First Time Home Buyers Tax Credit
First Time Home Buyers, if you are smart, you will consider buying a home before December 1, 2009 and claiming your First Time Home Buyer Tax Credit that is afforded you by the 2009 Federal Governement stimulus package.
A first time home buyer is defined as someone who has not owned a home in the three years prior to the purchase. For married taxpayers, the law checks both the homeownership history of both the taxpayer and his or her spouse.
A buyer is not disqualified as a first time home buyer if they own a vacation home or rental property that is not used as their primary residence.
To qualify for this tax credit you must:
- Make the home your primary residence
- Close and transfer title on the home on or after Jan. 1, 2009 and before Dec. 1, 2009
- As a single person have an income of less that $75,000 or $150,000 for married filiing a joint return
How much is the tax credit:
- 10% of the purchase price up to $8,000
- If you live in the home for 36 months you do not have to pay back the tax credit
You claim the tax credit on your federal income tax return. Use IRS Form 5405 to determine your tax credit amount an then claim that amount on Line 69 of your 1040 income tax return. Remember to claim the credit it must be a completed purchase. You cannot claim the credit for a purchase in a future date.
Their has been some rumor mill about the credit deadline being extended, but I have seen nothing official about this at this time.
What Type of Homes Qualify for the First Time Home Buyer Tax Credit?

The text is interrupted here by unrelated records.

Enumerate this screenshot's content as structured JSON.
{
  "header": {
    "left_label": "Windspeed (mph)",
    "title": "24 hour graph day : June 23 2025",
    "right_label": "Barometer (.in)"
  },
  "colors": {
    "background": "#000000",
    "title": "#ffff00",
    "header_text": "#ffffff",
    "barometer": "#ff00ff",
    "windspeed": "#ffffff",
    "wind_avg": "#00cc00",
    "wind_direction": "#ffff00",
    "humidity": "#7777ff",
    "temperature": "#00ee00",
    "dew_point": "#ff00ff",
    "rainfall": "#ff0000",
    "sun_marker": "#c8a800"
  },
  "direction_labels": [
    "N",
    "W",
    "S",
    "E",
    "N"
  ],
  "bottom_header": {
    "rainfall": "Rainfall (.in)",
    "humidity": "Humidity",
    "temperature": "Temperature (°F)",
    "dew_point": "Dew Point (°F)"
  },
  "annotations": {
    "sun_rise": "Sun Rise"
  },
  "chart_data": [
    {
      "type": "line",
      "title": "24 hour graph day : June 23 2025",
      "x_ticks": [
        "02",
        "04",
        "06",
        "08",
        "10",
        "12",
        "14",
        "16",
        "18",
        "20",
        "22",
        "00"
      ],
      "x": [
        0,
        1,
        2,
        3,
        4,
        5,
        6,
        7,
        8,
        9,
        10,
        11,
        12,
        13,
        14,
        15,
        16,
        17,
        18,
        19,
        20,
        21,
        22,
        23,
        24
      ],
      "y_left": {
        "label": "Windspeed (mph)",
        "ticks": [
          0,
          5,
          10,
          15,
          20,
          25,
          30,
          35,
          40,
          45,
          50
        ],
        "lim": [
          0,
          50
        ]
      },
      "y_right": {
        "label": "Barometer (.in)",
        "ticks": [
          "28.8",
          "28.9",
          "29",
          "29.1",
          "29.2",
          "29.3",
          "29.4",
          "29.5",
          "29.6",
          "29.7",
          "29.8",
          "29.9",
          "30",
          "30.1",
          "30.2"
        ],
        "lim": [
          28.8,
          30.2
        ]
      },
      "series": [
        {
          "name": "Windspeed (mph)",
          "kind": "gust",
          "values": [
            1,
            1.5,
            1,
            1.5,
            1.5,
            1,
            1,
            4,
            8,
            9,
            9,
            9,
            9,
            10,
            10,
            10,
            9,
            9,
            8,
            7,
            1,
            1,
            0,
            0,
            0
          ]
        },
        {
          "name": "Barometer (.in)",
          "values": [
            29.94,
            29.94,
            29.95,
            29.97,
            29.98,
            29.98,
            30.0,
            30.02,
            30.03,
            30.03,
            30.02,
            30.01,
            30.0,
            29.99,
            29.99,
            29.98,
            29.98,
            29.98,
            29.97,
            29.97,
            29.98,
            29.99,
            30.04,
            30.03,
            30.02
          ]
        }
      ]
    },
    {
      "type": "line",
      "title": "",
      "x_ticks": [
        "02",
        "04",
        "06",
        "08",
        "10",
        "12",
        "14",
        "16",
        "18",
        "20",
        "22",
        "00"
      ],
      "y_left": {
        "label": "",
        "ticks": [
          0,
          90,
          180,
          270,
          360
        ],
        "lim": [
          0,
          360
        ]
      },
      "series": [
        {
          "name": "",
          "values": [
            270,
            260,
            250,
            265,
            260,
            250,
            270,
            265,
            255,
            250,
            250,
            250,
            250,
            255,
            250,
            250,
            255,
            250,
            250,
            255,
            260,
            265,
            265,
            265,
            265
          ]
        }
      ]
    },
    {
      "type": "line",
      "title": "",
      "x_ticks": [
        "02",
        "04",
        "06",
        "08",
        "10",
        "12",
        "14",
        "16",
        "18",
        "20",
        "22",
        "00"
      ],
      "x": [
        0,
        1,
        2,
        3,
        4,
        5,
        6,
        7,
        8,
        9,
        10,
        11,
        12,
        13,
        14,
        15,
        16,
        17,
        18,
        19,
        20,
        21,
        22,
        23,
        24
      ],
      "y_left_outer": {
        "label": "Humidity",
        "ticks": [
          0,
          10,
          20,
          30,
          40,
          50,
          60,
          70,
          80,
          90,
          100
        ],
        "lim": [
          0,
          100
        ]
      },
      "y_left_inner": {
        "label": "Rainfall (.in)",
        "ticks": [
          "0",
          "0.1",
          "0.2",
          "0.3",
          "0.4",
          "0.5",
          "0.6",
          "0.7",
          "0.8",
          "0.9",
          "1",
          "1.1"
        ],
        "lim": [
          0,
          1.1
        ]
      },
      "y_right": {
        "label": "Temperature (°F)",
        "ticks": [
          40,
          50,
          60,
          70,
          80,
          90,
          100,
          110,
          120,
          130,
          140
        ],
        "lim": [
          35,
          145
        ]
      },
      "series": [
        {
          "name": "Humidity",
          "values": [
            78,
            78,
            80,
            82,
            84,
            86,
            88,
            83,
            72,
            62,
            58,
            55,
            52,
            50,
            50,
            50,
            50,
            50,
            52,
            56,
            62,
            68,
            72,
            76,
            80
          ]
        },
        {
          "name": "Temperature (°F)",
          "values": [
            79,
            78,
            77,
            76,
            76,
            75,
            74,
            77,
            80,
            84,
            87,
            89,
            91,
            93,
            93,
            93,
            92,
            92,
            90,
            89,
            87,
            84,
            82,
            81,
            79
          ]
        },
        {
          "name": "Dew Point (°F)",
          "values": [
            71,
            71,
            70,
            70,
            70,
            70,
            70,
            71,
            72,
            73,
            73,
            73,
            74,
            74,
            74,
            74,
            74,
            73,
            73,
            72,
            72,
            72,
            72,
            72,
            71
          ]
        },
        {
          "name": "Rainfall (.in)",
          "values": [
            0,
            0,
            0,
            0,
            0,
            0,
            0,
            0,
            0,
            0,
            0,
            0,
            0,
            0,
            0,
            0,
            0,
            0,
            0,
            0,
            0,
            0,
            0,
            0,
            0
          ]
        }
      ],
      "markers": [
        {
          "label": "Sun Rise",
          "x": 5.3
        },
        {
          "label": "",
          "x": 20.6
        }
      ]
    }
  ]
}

Any home that is used as a principal residence. This would include single family detached home, manufactured homes, attached home such as townhouses and condominiums and houseboats.
Refundable Tax Credit
The fact that this tax credit is refundable means that if you have no offsetting tax liability then yo will receive a check for the full tax credit. If you have a tax liability then the refundable tax credit will be used to offset all or a portion of that tax liability.
Building a New Home
If you have hired a contractor to construct a new home for you and you occupy the house or or after Jan. 1, 2009 and before Dec. 1, 2009 then you will also qualify for the first time home buyer tax credit.
Monetization of the Tax Credit
The Secretary of Housing and Urban Development has announced that HUD will allow “monetization” of the first time home buyer tax credit. This means that non-profits and FHA-approved lenders will be allowed to give first time home buyers short-term loans of up to $8,000 which can be used to help or pay for their closing costs on their new home purchase. They will not have to purchase and then wait for their tax credit after completing their federal tax return.